For 438 bucks. Okay, really about 460 — I bought a new wireless keyboard and mouse (which I’m typing this up on), I think this was well worth it considering a NAS is 330 bucks for the enclosure itself and wouldn’t let me do half the fun stuff a general PC could, and nowadays, PC parts have come down in price and gone up in power. It’s fantastic that you can get a motherboard that has a built in graphics chip that can do HD and support DirectX 10. I doubt that an onboard DX10 chip could play Crysis in its full glory, but that’s not what I’m looking to do, and as this year continues, there’s the NVidia 9400M to look forward too. It’s the graphics chip in the latest revision of Apple’s Macbooks and soon it could be in other products. There’s a demo PC that NVidia put together called the NVidia Ion. It’s a small box that contains an Intel Atom processor and an NVidia 9400M and it can run HD video and DX10 stuff. It’s in a box that looks smaller than a Mac Mini. It’s incredible to see how far hardware is coming along when you can build a machine that tiny to do so much. Imagine adding a solid state harddrive or just a SATA harddrive to that and a bluray player. You’d have yourself a pretty small home theater or hell put an LCD on something like that and you’d have a small laptop with immense power. I’m looking forward to seeing what products come out with the 9400M. For one thing, Macbooks are pricy and I’m sure someone else can come out with something cheaper but retain all of the power.

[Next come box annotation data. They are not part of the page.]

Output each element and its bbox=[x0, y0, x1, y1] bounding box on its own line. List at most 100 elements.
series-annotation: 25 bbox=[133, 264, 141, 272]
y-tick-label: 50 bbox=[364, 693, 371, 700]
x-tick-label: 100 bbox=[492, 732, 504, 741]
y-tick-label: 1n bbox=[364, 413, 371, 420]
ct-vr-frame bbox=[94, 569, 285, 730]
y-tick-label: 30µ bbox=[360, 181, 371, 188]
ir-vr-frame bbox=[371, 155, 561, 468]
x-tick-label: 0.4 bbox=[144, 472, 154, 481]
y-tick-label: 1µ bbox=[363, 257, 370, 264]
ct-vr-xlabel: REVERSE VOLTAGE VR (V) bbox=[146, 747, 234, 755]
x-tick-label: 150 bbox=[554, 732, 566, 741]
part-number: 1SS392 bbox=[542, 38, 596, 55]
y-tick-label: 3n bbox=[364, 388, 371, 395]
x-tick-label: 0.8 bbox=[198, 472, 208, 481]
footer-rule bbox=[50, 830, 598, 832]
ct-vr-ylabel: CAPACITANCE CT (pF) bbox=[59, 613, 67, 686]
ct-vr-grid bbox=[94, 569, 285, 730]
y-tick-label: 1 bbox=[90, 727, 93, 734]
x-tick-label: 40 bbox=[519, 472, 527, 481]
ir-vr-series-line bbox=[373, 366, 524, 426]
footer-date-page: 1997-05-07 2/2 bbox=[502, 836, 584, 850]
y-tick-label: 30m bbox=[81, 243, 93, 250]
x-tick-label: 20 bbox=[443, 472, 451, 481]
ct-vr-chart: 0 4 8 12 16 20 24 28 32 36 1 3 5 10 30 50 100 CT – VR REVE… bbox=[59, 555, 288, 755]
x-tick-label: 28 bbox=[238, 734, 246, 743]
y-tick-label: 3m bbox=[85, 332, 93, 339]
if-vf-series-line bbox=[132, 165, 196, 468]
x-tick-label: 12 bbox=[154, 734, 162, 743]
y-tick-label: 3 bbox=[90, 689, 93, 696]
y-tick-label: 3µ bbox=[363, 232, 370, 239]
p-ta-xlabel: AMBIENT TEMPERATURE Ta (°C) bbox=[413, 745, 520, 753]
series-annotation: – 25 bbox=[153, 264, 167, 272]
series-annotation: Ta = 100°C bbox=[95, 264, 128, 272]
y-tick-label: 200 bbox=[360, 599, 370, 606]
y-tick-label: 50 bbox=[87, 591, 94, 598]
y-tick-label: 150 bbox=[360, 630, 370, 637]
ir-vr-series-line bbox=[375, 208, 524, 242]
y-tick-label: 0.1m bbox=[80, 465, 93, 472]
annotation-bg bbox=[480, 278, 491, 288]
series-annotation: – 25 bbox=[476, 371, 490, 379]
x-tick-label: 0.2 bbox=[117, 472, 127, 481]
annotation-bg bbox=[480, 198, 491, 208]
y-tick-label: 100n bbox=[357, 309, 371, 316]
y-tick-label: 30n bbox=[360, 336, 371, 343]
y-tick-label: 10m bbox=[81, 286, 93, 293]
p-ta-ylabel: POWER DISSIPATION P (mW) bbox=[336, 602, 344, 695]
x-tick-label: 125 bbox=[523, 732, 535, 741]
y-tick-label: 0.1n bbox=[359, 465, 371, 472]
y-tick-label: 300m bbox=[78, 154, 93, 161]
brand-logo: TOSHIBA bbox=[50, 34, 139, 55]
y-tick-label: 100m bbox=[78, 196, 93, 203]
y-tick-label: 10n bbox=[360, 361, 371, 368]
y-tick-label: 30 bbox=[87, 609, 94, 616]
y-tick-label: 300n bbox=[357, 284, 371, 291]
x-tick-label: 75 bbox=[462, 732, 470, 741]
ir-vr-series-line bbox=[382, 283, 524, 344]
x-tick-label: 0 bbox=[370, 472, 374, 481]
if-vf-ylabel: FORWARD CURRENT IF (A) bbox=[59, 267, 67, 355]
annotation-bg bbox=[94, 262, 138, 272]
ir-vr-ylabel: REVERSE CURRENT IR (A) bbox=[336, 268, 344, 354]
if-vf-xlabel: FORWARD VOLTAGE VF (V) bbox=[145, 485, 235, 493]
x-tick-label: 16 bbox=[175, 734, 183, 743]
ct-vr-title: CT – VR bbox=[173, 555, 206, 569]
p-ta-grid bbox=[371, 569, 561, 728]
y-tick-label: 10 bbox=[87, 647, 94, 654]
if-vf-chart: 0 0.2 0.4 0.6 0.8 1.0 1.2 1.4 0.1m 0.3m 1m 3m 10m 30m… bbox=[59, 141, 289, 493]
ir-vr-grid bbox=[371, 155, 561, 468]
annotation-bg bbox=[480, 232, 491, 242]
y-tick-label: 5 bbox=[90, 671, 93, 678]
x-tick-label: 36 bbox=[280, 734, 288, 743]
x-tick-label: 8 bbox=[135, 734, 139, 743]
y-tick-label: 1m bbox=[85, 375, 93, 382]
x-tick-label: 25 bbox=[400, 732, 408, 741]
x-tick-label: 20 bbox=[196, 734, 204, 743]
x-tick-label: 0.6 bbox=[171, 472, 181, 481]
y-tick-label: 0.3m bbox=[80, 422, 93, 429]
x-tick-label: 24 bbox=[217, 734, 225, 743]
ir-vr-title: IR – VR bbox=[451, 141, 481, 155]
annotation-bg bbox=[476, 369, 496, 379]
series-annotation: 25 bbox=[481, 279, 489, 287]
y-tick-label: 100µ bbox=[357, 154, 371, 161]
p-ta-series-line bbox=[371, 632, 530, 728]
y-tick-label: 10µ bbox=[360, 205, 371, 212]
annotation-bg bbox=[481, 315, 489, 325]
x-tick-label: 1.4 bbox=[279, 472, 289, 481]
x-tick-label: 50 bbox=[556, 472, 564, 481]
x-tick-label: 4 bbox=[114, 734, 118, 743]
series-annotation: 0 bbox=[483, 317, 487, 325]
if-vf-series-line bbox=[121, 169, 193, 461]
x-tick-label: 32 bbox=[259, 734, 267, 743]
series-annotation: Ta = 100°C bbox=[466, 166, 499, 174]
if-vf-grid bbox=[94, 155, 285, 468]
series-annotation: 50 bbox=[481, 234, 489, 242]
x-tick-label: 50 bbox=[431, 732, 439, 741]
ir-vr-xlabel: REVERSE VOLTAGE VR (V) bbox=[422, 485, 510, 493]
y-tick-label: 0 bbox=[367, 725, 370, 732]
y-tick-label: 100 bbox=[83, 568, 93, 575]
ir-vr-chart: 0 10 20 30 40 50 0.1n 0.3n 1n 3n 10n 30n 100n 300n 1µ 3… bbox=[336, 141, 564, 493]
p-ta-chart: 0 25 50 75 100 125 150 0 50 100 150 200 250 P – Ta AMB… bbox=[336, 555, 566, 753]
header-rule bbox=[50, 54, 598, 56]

I digress again. Now that I’ve had this box for a couple of weeks, it’s smooth sailing. I watch Hulu and Netflix on it. When friends bring their videos over we can just play them on my TV. I’m toying with getting MAME on there and when I get my hori xbox 360 joystick, I should be able to plug that into this box too.

Since we live in a “pix or it didn’t happen” world. Pictures are below.

These are the parts. On the bottom is the Antec Minuet case. Above that is the Logitech wireless keyboard and mouse. Next on top is the Lite-On DVD player, above that is the Gigabyte Motherboard, and then on top is the AMD processor and RAM.

This is the computer’s guts. It’s turned off of course. A nice feature of the Minuet case is that the case fan has a switch for “low, medium, and high” for the fan speed. I’ve kept it on medium, and yes, there’s some noise, but you know, I’d rather have the noise then not. It tells me that the computer is still working, and I’ve never minded fan noise as much as everyone else does.

There’s the computer itself sitting next to my Wii, which never gets turned on. If only they’d make a game that didn’t involve you waggling.